APU Teams with USC in Groundbreaking Lung Cancer Research

by University Relations

Lung cancer kills more Americans than does any other type of cancer. Arguably one of the worst forms of the disease, lung cancer often goes undiagnosed until it reaches advanced stages, and its resilient and aggressive cells survive most types of chemotherapy while continuing to grow and invade. In recent years, very little progress has been made in —until now.

APU assistant professor of biology and chemistry Melissa LaBonte ’04, Ph.D., in a multidisciplinary collaboration with her husband, Peter Wilson, Ph.D., senior research associate at the Norris Comprehensive Cancer Center, and colleagues at the University of Southern California and the University of California, Davis, is a pioneer in what is rapidly becoming a radical change in the war against cancer. These scientists joined efforts with the common belief that the key to improving the treatment of lung cancer with chemotherapy lies not only in the identification of new drugs, but also in looking at current drugs and identifying why, in some patients, these drugs do work.

This new era of cancer treatment based on “personalized medicine” tailors treatment to individual patients and rejects the one-size-fits-all approach of past chemotherapy. “Every patient should be treated as a unique individual, not only based on specific personal circumstances, but also on the molecular level as well,” said LaBonte. “Every human being has a unique DNA profile, and in a similar way, every cancer is unique and should be treated accordingly. If we can identify the biological reasons why some patients do extremely well during chemotherapy and apply this knowledge in future patient selection strategies, we introduce the possibility of delivering the most effective treatments the first time around and sparing other patients the burden of receiving a type of chemotherapy that does not work.”

Based on this premise, LaBonte and her colleagues began their preclinical research into individual cases of successful chemotherapeutics, and in particular, Pemetrexed, one of the most effective drugs used to treat lung cancer today. Pemetrexed, which shrinks tumors in approximately one in three lung cancer patients, works by inhibiting the cancer cells’ ability to replicate its DNA, the blueprint for every critical function of the cell including survival. If the cancer cell cannot replicate its DNA, or its DNA becomes damaged and is prevented from repairing itself, it cannot survive and replicate; therefore, the growth of the tumor stops and then the tumor shrinks as the cancer cells die. “Although cancer cells often find ways to beat this drug, we identified one way in which they resist Pemetrexed and have demonstrated that we can reverse it, making lung cancer cells that were virtually unaffected by Pemetrexed die very rapidly,” said Wilson.

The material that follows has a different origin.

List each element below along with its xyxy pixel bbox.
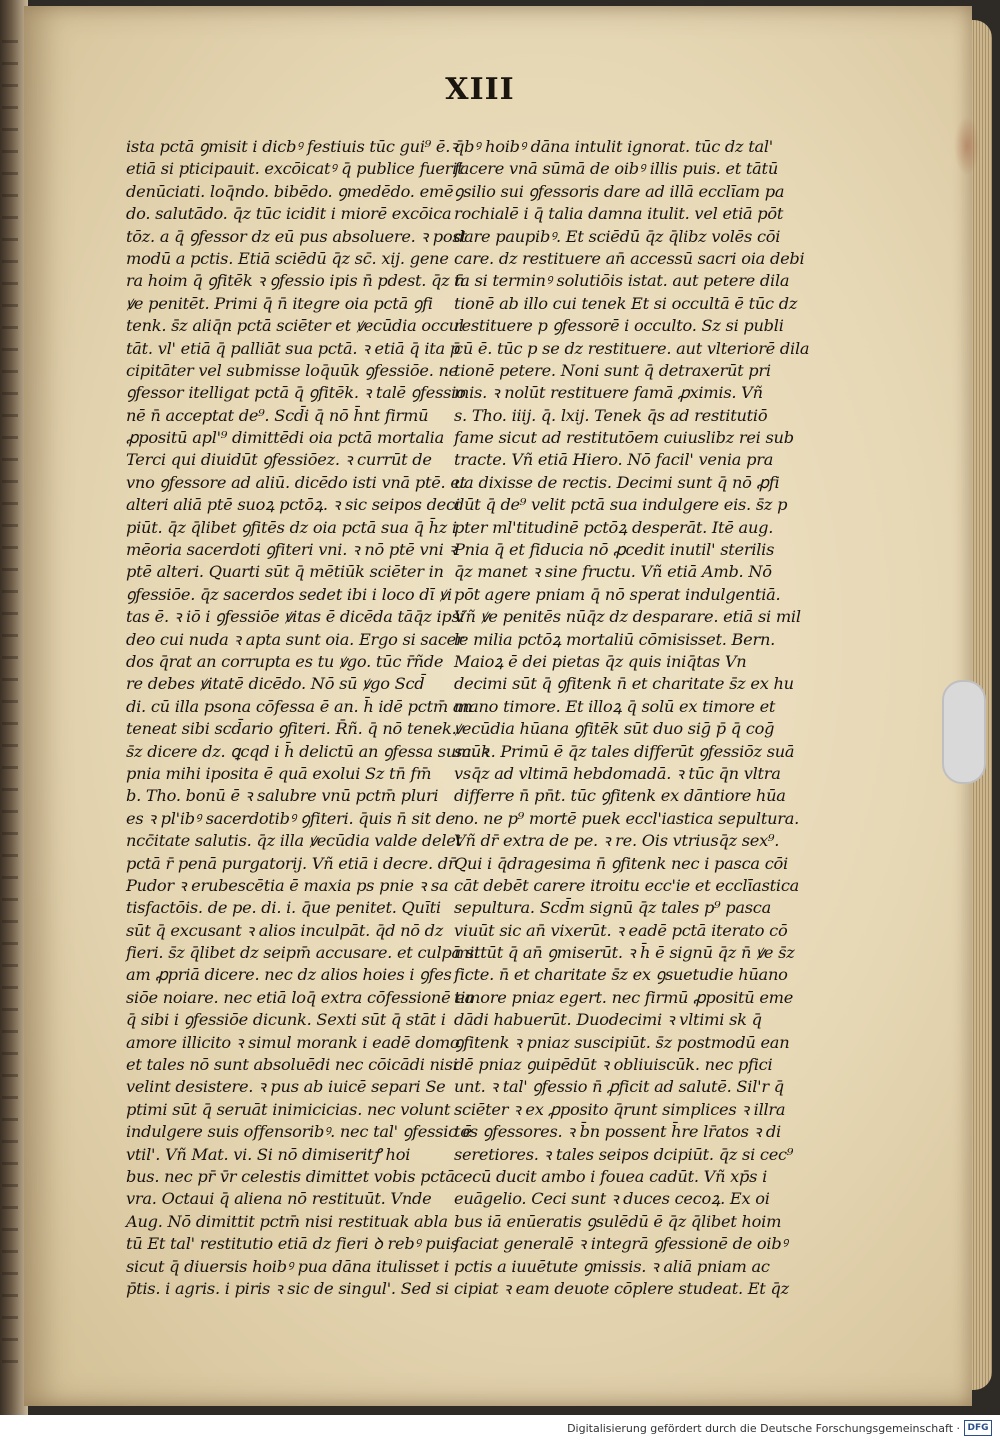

“By analyzing tumor specimens from lung cancer patients and from cell line models in the laboratory, we ascertained that in some lung cancer patients, the tumor cells have extremely high levels of an enzyme called dUTPase, much higher than normal cells,” said LaBonte. “This leads to a very strong protective effect and resistance to treatment with Pemetrexed, making chemotherapy with this drug ineffective in those patients. When we inactivated dUTPase in our lung cancer cell line models and prevented dUTPase from protecting DNA during treatment with Pemetrexed, the lung cancer cells died rapidly. We are currently in the process of developing new drugs to target dUTPase.”

This ability to take a cancer drug that has historically proven ineffective against cancer cells and make it highly effective has the potential to revolutionize cancer treatment and benefits millions of patients worldwide. The groundbreaking study earned the cover of the March 2012 Journal of Molecular Cancer Therapeutics and has inspired ongoing research targeting other difficult-to-treat cancers, such as pancreatic, breast, and colorectal, using similar drugs that prevent cancer cells from replicating their DNA.